Talk radio and social media were abuzz with discussions about the likely causes of the Palisadoes gridlock. @Jherane tweeted “Jamaican news is starting to mimic CNN. Hours upon hours of discussing #Sandz. No actual investigation happens, just opinions, “he said, she said”, and I’m left wondering if nothing else is happening in Jamaica.” @TeeOPatra_  captured the absurdity of the situation: “They started to threaten to tow the cars illegally parked at #Sandz but the wrecker was stuck in traffic.”

“Billions of dollars spent to upgrade the Palisadoes road to prevent the airport becoming inaccessible due to a hurricane. But what a hurricane now can’t do, poor governance can,” tweeted the irascible @DamienWKing. Tweeted another: “Am done after this. #Sandz is a mole hill, not a mountain. Plus Mr. Quallo have nuff tings to do other than this. We not like the Japanese police weh a twiddle them thumbs cause crime gone down. Stop it man. Cho!” Police Commissioner Quallo certainly does have more serious things on his plate post-Palisadoes with rumors of his impending departure being bandied about. If only our police had the luxury of twiddling their thumbs.

Meanwhile, the blame game was on in earnest. It was ‘indiscipline at its finest’ and ‘Errant, indisciplined motorists’ and ‘#Sandz unruly patrons’ who were responsible. Others thought the blame lay squarely at the feet of the traffic police who were missing in action. The party promoters it turned out had got all the necessary permits (how is another matter, but do keep in mind that one of them was a policeman himself) so where does the blame lie?

“Sometimes I think the only rules we’re serious about are the ones governing the bare arms of women,” quipped Diana McCaulay pinpointing lack of enforcement of rules as one of the primary culprits in the Palisadoes matter.

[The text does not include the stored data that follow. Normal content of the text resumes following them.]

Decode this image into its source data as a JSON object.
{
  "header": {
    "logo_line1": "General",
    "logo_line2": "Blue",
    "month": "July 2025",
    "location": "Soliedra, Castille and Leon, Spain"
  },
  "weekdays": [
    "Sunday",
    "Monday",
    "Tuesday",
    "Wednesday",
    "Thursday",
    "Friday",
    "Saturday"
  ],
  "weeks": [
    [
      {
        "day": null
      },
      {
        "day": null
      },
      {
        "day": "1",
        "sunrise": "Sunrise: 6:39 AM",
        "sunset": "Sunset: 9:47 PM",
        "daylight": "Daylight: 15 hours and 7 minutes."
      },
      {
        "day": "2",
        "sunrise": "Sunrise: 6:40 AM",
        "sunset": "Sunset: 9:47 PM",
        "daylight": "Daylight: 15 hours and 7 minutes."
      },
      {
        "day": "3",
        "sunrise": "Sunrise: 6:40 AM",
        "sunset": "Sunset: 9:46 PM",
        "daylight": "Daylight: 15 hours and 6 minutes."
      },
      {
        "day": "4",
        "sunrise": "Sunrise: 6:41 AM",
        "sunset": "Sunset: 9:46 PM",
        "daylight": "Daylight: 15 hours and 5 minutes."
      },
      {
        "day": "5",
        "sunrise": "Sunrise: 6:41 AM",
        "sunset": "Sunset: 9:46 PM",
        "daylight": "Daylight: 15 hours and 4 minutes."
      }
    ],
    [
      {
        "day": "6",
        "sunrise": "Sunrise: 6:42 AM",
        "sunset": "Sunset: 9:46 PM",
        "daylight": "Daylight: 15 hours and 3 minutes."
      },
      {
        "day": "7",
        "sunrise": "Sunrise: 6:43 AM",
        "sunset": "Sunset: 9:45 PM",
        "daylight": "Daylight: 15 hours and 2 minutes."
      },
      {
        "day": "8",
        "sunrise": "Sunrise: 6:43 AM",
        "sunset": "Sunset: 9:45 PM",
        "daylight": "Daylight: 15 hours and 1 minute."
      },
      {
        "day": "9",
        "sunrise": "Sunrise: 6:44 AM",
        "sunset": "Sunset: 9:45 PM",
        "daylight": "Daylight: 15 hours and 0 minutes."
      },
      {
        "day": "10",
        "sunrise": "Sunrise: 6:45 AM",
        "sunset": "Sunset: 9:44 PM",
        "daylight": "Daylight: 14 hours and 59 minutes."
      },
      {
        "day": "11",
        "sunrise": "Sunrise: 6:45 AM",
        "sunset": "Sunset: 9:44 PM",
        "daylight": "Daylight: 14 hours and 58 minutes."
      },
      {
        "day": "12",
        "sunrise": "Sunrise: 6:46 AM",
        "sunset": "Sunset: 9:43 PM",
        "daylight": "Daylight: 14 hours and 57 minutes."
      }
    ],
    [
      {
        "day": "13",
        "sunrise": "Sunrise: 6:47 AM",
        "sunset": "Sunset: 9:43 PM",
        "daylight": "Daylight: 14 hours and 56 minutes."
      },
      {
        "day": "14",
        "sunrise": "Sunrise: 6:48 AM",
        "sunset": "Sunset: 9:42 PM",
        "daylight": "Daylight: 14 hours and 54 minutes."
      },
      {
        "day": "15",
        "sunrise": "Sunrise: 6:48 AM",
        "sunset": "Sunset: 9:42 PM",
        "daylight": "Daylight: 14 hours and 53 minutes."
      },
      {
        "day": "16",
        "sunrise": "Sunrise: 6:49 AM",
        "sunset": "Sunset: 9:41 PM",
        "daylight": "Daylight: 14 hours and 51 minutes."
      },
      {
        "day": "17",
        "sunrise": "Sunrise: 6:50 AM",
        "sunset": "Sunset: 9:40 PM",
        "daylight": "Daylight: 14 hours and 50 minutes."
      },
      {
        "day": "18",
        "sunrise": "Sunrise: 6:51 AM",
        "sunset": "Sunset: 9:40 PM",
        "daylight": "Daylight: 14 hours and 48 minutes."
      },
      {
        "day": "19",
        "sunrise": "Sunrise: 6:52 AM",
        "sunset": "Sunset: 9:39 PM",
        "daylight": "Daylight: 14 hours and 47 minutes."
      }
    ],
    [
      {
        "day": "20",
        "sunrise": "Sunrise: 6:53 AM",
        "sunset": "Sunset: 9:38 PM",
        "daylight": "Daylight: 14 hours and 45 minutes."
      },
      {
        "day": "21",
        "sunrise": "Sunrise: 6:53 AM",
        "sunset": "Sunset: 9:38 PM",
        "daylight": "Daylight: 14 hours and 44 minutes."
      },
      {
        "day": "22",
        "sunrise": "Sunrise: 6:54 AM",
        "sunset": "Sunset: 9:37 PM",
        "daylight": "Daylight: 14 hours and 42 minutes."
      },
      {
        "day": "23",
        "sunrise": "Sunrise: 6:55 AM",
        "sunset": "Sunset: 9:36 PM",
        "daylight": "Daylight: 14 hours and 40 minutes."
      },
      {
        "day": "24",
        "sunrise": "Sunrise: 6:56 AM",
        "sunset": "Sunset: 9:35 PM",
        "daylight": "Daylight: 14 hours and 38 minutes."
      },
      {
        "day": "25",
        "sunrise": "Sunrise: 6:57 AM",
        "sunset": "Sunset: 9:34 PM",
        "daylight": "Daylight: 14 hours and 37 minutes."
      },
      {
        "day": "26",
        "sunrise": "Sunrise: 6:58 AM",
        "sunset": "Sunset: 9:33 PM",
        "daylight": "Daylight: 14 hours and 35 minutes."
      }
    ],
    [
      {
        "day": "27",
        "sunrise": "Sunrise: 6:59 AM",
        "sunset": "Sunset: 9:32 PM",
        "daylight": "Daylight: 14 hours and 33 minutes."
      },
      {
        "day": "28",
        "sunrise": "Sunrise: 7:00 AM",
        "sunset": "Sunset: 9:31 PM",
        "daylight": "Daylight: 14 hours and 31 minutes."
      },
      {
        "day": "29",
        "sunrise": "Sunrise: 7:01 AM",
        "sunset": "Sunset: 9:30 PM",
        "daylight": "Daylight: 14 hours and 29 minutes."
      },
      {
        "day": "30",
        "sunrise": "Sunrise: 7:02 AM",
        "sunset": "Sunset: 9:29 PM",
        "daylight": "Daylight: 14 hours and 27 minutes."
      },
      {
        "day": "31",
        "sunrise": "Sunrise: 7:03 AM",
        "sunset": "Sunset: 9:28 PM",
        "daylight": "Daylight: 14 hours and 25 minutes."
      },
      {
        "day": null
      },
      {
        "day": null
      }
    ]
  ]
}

It was Deborah Hickling-Gordon who put her finger on the problem in my opinion. According to her policy and operational oversight for elements of the creative economy are dispersed among twelve ministries! Imagine if that were the case with tourism or the financial sector. At what point are Jamaican government and business interests going to wake up to the fact that the new goose laying golden eggs in Jamaica and elsewhere is the entertainment industry and its concomitant creative sector?

Shaggy demonstrates this year after year, yet even now, in 2018, according to Hickling-Gordon, the sector is not a focal point in the Growth Strategy and continues to be treated as incidental. I completely agree with Hickling-Gordon that it is clear that the Gunboat affair was due to regulation gone wrong, or just insufficient governance at many levels. We need to stop scapegoating the Entertainment industry for the failure of regulation to keep up with its growth. What is needed is a drastic revision and rearrangement of the countries’ priorities. That should be the takeaway lesson from the #Sandz fiasco.